The integration tests are in a special profile it of the project and can be run using mvn verify -Pit.

Scala
/src/test/scala/com/example/CounterServiceIntegrationSpec.scala
package com.example

import com.akkaserverless.scalasdk.testkit.AkkaServerlessTestKit
import org.scalatest.BeforeAndAfterAll
import org.scalatest.concurrent.ScalaFutures
import org.scalatest.matchers.should.Matchers
import org.scalatest.time.Millis
import org.scalatest.time.Seconds
import org.scalatest.time.Span
import org.scalatest.wordspec.AnyWordSpec

// This class was initially generated based on the .proto definition by Akka Serverless tooling.
//
// As long as this file exists it will not be overwritten: you can maintain it yourself,
// or delete it so it is regenerated as needed.

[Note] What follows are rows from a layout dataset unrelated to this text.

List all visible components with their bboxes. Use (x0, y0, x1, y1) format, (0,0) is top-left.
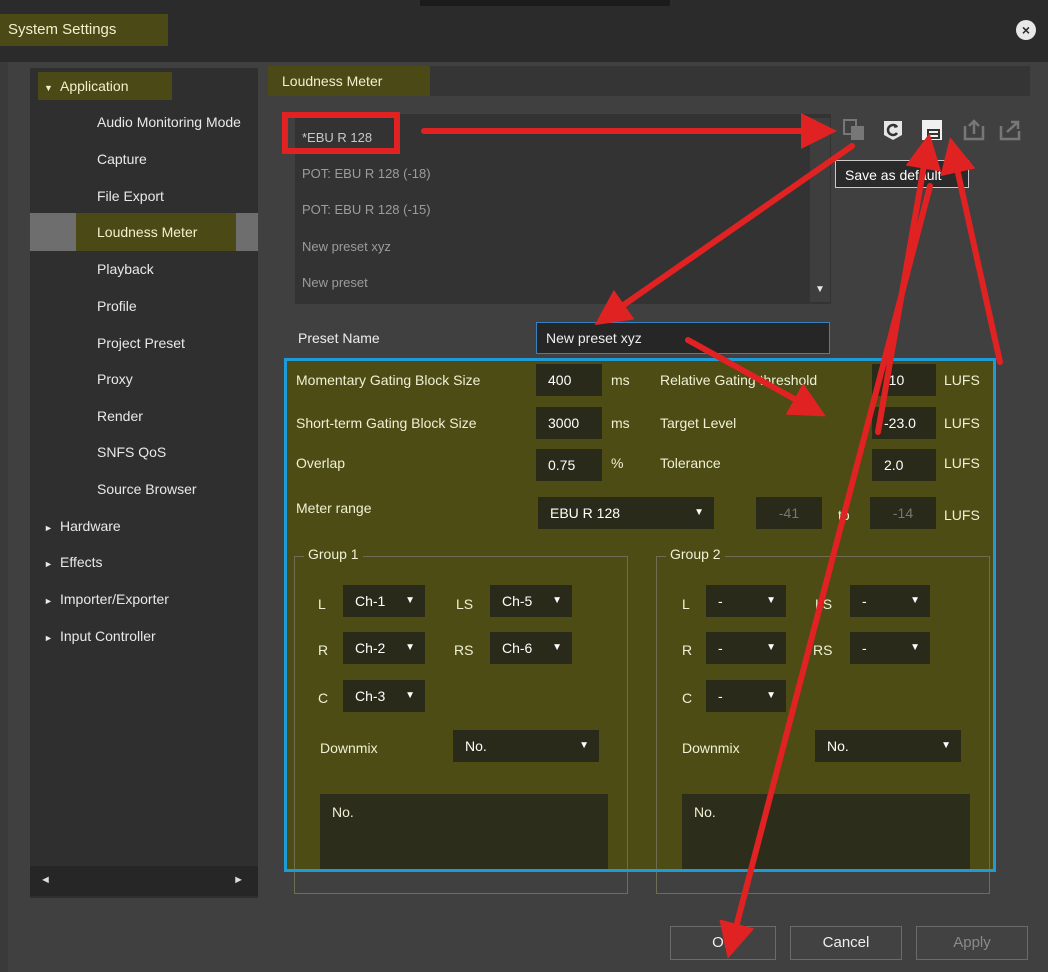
sidebar-item-label: Effects (60, 554, 103, 570)
preset-name-input[interactable]: New preset xyz (536, 322, 830, 354)
sidebar-item-label: Profile (97, 298, 137, 314)
preset-name-label: Preset Name (298, 330, 380, 346)
caret-right-icon: ► (44, 633, 53, 643)
reset-preset-icon[interactable] (881, 118, 905, 142)
sidebar-item-importer-exporter[interactable]: ► Importer/Exporter (44, 585, 169, 613)
annotation-highlight-box (282, 112, 400, 154)
sidebar-item-audio-monitoring-mode[interactable]: Audio Monitoring Mode (97, 108, 257, 136)
sidebar-item-label: Audio Monitoring Mode (97, 114, 241, 130)
sidebar-item-render[interactable]: Render (97, 402, 143, 430)
sidebar-item-proxy[interactable]: Proxy (97, 365, 133, 393)
sidebar-horizontal-scrollbar[interactable]: ◄ ► (30, 866, 258, 896)
list-item[interactable]: New preset xyz (302, 239, 391, 254)
sidebar-item-label: Input Controller (60, 628, 156, 644)
sidebar-item-label: Hardware (60, 518, 121, 534)
save-default-tooltip: Save as default (835, 160, 969, 188)
import-preset-icon[interactable] (962, 118, 986, 142)
sidebar-item-source-browser[interactable]: Source Browser (97, 475, 197, 503)
sidebar-item-label: Capture (97, 151, 147, 167)
scroll-left-icon[interactable]: ◄ (40, 874, 51, 886)
caret-right-icon: ► (44, 596, 53, 606)
caret-right-icon: ► (44, 559, 53, 569)
sidebar-item-label: Playback (97, 261, 154, 277)
sidebar-item-label: Importer/Exporter (60, 591, 169, 607)
list-item[interactable]: New preset (302, 275, 368, 290)
list-item[interactable]: POT: EBU R 128 (-18) (302, 166, 431, 181)
sidebar-item-profile[interactable]: Profile (97, 292, 137, 320)
sidebar-item-effects[interactable]: ► Effects (44, 548, 103, 576)
sidebar-item-label: Loudness Meter (97, 224, 198, 240)
sidebar-item-label: Source Browser (97, 481, 197, 497)
sidebar-item-file-export[interactable]: File Export (97, 182, 164, 210)
annotation-params-outline (284, 358, 996, 872)
sidebar-item-label: Application (60, 78, 129, 94)
save-default-icon[interactable] (920, 118, 944, 142)
caret-down-icon: ▼ (44, 83, 53, 93)
sidebar-item-label: File Export (97, 188, 164, 204)
sidebar-item-label: SNFS QoS (97, 444, 167, 460)
title-bar-strip (420, 0, 670, 6)
sidebar-item-input-controller[interactable]: ► Input Controller (44, 622, 156, 650)
apply-button[interactable]: Apply (916, 926, 1028, 960)
cancel-button[interactable]: Cancel (790, 926, 902, 960)
sidebar-item-application[interactable]: ▼ Application (38, 72, 172, 100)
list-item[interactable]: POT: EBU R 128 (-15) (302, 202, 431, 217)
tab-loudness-meter[interactable]: Loudness Meter (268, 66, 430, 96)
scroll-right-icon[interactable]: ► (233, 874, 244, 886)
sidebar-item-label: Proxy (97, 371, 133, 387)
preset-list-scrollbar[interactable] (810, 118, 830, 302)
sidebar-item-project-preset[interactable]: Project Preset (97, 329, 185, 357)
sidebar-item-label: Render (97, 408, 143, 424)
sidebar-item-label: Project Preset (97, 335, 185, 351)
window-title: System Settings (0, 14, 168, 46)
caret-right-icon: ► (44, 523, 53, 533)
scroll-down-icon[interactable]: ▼ (810, 280, 830, 300)
ok-button[interactable]: OK (670, 926, 776, 960)
copy-preset-icon[interactable] (842, 118, 866, 142)
sidebar-item-playback[interactable]: Playback (97, 255, 154, 283)
sidebar-item-capture[interactable]: Capture (97, 145, 147, 173)
close-icon[interactable]: × (1016, 20, 1036, 40)
sidebar-item-loudness-meter[interactable]: Loudness Meter (97, 218, 197, 246)
sidebar-item-snfs-qos[interactable]: SNFS QoS (97, 438, 166, 466)
sidebar-item-hardware[interactable]: ► Hardware (44, 512, 121, 540)
export-preset-icon[interactable] (998, 118, 1022, 142)
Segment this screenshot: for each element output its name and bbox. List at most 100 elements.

class CounterServiceIntegrationSpec
    extends AnyWordSpec
    with Matchers
    with BeforeAndAfterAll
    with ScalaFutures {

  implicit private val patience: PatienceConfig =
    PatienceConfig(Span(5, Seconds), Span(500, Millis))

  private val testKit = AkkaServerlessTestKit(Main.createAkkaServerless()).start()
  import testKit.executionContext

  private val client = testKit.getGrpcClient(classOf[CounterService])

  "CounterService" must {

    "Increase and decrease a counter" in {
      val counterId = "42"

      val updateResult =
        for {
          _ <- client.increase(IncreaseValue(counterId, 42))
          done <- client.decrease(DecreaseValue(counterId, 32))
        } yield done

      updateResult.futureValue

      val getResult = client.getCurrentCounter(GetCounter(counterId))
      getResult.futureValue.value shouldBe(42-32)
    }

  }

  override def afterAll(): Unit = {
    testKit.stop()
    super.afterAll()
  }
}

By default, the integration and unit test are both invoked by sbt test.

Note that since these tests require building and deploying a docker image as well as actual (local) networking, they depend on docker on the development machine. This also means they take a bit more time to execute compared to the unit tests which are completely local and do not involve networking.